Lets say we want to drive the robot end-effector in constant velocity along a rounded rectangular path to mimic a glue dispensing application. The Jacobian can be used to find the angular velocities required in order to maintain the end-effector velocity constant. The referenced robot is Adapt S350 SCARA, but only 2 degrees of freedom are used.

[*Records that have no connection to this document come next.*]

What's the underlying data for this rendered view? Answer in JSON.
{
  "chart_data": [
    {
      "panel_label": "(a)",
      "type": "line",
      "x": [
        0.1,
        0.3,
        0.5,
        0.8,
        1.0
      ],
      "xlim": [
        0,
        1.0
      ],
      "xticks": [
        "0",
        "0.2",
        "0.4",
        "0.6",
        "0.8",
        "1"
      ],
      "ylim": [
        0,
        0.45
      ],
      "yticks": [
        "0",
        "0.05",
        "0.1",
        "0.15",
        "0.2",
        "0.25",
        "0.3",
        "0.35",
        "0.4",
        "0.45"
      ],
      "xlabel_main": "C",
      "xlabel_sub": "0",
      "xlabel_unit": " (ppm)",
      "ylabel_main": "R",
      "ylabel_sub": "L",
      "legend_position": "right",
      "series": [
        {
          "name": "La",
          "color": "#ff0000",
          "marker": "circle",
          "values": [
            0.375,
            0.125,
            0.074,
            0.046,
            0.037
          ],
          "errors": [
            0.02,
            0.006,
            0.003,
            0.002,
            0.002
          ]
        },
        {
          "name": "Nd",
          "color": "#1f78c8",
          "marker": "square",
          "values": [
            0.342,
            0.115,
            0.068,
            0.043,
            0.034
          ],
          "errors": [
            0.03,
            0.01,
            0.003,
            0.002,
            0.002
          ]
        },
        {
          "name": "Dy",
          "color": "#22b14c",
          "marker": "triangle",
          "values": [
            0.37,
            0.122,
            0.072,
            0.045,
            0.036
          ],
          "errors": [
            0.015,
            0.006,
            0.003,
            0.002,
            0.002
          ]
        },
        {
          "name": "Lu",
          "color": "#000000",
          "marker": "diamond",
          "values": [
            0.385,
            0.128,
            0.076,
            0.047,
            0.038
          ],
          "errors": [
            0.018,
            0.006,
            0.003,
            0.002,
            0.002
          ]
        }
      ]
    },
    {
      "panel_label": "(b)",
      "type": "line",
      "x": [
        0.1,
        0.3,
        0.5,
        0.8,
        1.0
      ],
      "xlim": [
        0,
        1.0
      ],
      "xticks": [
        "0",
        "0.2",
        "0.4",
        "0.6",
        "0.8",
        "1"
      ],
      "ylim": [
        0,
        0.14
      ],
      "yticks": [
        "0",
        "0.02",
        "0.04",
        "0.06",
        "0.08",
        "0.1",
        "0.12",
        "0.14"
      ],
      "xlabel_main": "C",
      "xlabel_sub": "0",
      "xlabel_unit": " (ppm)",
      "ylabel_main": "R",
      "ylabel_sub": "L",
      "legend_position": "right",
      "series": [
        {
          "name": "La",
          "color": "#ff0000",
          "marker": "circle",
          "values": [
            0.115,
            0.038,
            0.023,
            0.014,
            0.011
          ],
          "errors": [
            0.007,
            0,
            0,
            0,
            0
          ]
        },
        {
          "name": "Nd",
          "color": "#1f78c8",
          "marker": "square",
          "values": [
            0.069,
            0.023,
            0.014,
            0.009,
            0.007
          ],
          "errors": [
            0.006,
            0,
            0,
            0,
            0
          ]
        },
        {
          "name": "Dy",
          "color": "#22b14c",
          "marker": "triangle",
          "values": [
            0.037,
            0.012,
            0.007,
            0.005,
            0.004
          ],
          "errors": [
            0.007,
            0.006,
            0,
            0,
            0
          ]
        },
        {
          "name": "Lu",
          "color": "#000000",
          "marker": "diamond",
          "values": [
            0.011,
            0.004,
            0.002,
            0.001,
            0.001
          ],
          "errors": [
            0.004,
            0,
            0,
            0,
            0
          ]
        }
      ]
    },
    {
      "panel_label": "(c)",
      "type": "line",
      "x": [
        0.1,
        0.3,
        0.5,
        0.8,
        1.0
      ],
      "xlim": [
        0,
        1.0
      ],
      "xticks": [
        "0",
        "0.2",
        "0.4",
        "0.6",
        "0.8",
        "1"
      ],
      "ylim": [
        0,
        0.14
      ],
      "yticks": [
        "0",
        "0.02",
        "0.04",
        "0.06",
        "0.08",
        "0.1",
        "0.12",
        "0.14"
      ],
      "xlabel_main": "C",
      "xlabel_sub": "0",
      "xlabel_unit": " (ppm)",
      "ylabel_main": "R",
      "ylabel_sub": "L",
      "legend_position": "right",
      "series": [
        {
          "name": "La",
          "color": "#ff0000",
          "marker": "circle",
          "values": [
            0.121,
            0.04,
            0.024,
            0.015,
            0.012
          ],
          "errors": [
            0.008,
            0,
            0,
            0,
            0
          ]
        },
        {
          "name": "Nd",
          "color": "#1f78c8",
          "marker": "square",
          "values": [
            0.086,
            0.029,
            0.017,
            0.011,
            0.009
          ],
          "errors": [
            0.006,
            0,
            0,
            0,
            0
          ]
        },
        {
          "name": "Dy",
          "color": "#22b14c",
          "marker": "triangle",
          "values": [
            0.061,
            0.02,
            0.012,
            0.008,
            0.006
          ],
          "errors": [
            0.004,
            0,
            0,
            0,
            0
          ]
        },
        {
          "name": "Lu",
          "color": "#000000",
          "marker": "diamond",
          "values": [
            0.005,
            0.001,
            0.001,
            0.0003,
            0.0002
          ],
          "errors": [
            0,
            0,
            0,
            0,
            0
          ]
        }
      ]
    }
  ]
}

The simulation can be done in MATLAB using the robotics toolbox as follows.

Scara3

MATLAB code

%clc
%clear all;

a1= 12.5;
a2 =25.5;
theta1 = pi/4;
theta2 = pi/8;
d3 =2;

%Initial position
ini_x = -9;
ini_y = 20;
ini_z = 0;
ini_q = [0.399    2.100 0];
% Time between two points in seconds
t = 0.05;

% Number of points along the path
pts = 485;

% Time segments for plotting graphs
tGraph  = 0:0.05:t*pts;

%Defining the robot
L1 = Link([theta1 0 a1 0 0]);
L2 = Link([theta2 0 a2 pi 0]);
L3 = Link([0 d3 0 0 1]);
L = SerialLink([L1 L2 L3]);
L.name = 'SCARA';

%Initializing Matrices for linear and angular velocity storage
linearVs = zeros(pts,3);
angularVs = zeros(pts,3);
SCARADrawn_XYZp = zeros(pts,3);

figure(1);

%Initial Pose
T = transl(ini_x, ini_y, ini_z);
qs = L.ikine(T, [0.399    2.100 0], [1 1 1 0 0 0])
plot(L ,qs,'workspace', [-pi pi -pi pi -5 5])
qs = qs';

for i = 1:pts
%Calculating the Jacobian for the current coordinate
T = transl(contour(i,1),contour(i,2),0);
qs = L.ikine(T, qs, [1 1 1 0 0 0]);
J = jacob0(L, qs);

Jxyz = J(1:3,:);

%Calculating the required angular velocities
qd = inv(Jxyz)*  [contour(i,3) contour(i,4) 0 ]';
angularVs(i,:) = qd';

xd = Jxyz*qd;
linearVs(i,:)=xd;

% Angular displacement
qs =  qs' + qd*t;

figure(1);

% Plot the robot
plot(L ,qs','workspace', [-pi pi -pi pi -5 5])

% XY Plot
Tfkine = L.fkine(qs');
p = transl(Tfkine);
figure(2);
hold on;
plot(p(1), p(2))
SCARADrawn_XYZp(i,:) = p';

end

The contour matrix has 4 columns for position x, position y, velocity x, velocity y and the number of rows equals to the number points along the path. The time between two points is set to 0.05s. By defining the matrix contour as desired, the required angular velocities for the joints can be found.